Von den Worten P. André‘s an seine neue Gemeinde verstehe ich nicht sehr viel, aber der vertraute Ausdruck „Sint Unum“ taucht immer wieder auf und der Gedanke, Gemeinschaft zu fördern. Später werde ich erfahren, warum dies wichtig ist. Nach dem Gottesdienst, bei einem Empfang für alle Mitfeiernden, kommen zwei Pfarreiangehörige auf mich und P. Renato zu. Sie bedanken sich überschwänglich, dass wir Herz-Jesu-Priester nun in dieser Gemeinde sind. „Wissen Sie, die Diözesanpriester vorher, die haben wir fast nie gesehen. Sie haben die Messe gelesen, und danach verschwanden sie schnell, richtig gewohnt hat der Pfarrer gar nicht hier. Und Zeit für Gespräche und Beichten schon gar nicht. Da waren die ersten Wochen von P. André schon ganz anders. Und wir sind einfach glücklich darüber!“

Immer wieder taucht in den vergangenen Wochen in Gesprächen mit dem Provinzial und anderen Mitbrüdern dieser Unterschied zwischen Herz-Jesu-Priestern und Diözesan-Priestern auf: „Wir sind einfach näher dran an den Menschen“, sagt der Provinzial P. Sildo, „große Zugewandtheit, für Beichte und Gespräche zur Verfügung stehen und Spiritualität anbieten oder ermöglichen, das sind oft Charakteristika von Ordenspriestern wie den Dehonianern im Vergleich zu Diözesanpriestern“.
Nun hinken Generalisierungen immer etwas: Ich habe auch dehonianische Pfarrer erlebt, die mehr Zeit vor Computer und Fernsehen verbringen als mit Gemeindeangehörigen. Über Diözesanpriester kann ich mangels Erfahrungen gar nichts sagen. Aber Generalisierungen, Klischees, bringen auch Teile von Realität auf den Punkt.
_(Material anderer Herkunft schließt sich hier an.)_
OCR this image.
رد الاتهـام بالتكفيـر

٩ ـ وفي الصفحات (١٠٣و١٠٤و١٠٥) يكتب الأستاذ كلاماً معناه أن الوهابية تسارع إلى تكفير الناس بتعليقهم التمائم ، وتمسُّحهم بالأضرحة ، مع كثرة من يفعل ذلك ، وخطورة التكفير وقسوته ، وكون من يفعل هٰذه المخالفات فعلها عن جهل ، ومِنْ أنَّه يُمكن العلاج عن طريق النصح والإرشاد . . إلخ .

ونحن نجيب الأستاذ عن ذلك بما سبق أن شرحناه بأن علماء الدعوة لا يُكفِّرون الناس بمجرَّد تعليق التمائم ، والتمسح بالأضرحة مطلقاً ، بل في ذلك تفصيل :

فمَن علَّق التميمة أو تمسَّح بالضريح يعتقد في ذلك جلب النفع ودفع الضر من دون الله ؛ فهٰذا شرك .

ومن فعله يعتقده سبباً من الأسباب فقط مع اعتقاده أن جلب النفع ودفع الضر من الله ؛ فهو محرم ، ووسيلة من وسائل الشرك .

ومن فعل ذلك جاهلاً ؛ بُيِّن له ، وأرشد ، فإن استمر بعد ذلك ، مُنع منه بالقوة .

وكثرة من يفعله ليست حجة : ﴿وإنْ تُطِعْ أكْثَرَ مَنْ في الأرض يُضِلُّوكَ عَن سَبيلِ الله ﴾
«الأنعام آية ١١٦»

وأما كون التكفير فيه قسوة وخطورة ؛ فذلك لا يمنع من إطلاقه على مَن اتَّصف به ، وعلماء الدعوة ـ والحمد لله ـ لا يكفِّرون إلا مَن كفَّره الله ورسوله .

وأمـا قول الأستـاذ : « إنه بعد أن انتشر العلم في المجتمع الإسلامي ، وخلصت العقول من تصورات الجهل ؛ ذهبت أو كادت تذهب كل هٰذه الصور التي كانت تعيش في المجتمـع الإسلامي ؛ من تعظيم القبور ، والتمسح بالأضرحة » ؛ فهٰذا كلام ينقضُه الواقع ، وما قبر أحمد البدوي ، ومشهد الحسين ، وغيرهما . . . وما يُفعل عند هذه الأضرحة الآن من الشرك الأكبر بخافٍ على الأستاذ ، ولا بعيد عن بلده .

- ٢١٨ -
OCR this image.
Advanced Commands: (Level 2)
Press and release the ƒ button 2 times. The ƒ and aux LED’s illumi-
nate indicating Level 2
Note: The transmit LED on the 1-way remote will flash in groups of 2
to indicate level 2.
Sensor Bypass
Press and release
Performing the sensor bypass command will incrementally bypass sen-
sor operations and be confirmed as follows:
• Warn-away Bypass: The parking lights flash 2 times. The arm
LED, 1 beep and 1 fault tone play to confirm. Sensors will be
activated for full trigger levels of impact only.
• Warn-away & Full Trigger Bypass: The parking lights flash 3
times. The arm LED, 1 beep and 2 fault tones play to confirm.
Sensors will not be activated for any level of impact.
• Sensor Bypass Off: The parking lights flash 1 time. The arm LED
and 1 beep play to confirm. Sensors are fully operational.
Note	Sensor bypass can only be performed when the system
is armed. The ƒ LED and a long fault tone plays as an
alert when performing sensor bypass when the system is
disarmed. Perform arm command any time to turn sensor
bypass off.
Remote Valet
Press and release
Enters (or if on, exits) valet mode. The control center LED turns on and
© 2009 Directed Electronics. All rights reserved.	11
Gewiss, die Herz-Jesu-Priester haben es etwas leichter: Sie sind in jeder Pfarrei mit mindestens zwei Mitbrüdern, oft auch zu dritt oder mehr präsent. Der Diözesanpriester ist oft auf sich alleine gestellt – und möchte das in der Regel auch genau so. In unseren größeren Pfarreien im Süden wie in Jaraguà do Sul, Joinville, Brusque, gibt es so gut wie jeden Tag das Angebot zu Beichte und Gespräch. Und fast immer sitzt jemand im Pfarrsekretariat und wartet darauf, dass er oder sie an der Reihe ist.

Und wie sieht das in Deutschland aus? Da müsste man zunächst die Menschen fragen, die uns begegnen, mit denen wir unterwegs sind. Wir wollen uns nicht von Diözesanpriestern abgrenzen, wir wollen schlicht den zu uns Dehonianern passenden Stil des Miteinanders mit den Menschen finden und leben.

In diesem Sinn haben wir auf unserem letzten Provinzkapitel im Januar einige Grundsätze in Worte gefasst. Da heißt es unter anderem „Mit offenem Herzen begleiten wir Herz-Jesu-Priester Menschen und bieten gastfreundliche und spirituelle Oasen an, wo Fremde zu Geschwistern werden können.” Und weiter heißt es „Sind wir den Menschen nahe?“ und „Werden Menschen bei uns in der Jüngerschaft gestärkt?“

Das kommt dann schon dem nahe, was die brasilianischen Mitbrüder über sich selbst sagen. Wobei uns in Deutschland klar ist, dass diese gerade genannten Sätze schon etwas darüber aussagen, „wie wir sind“. Mehr noch jedoch sind sie Erinnerung und Wunsch nach einer Präsenz, die unserem Charisma entspricht und die wir gerne leben möchten.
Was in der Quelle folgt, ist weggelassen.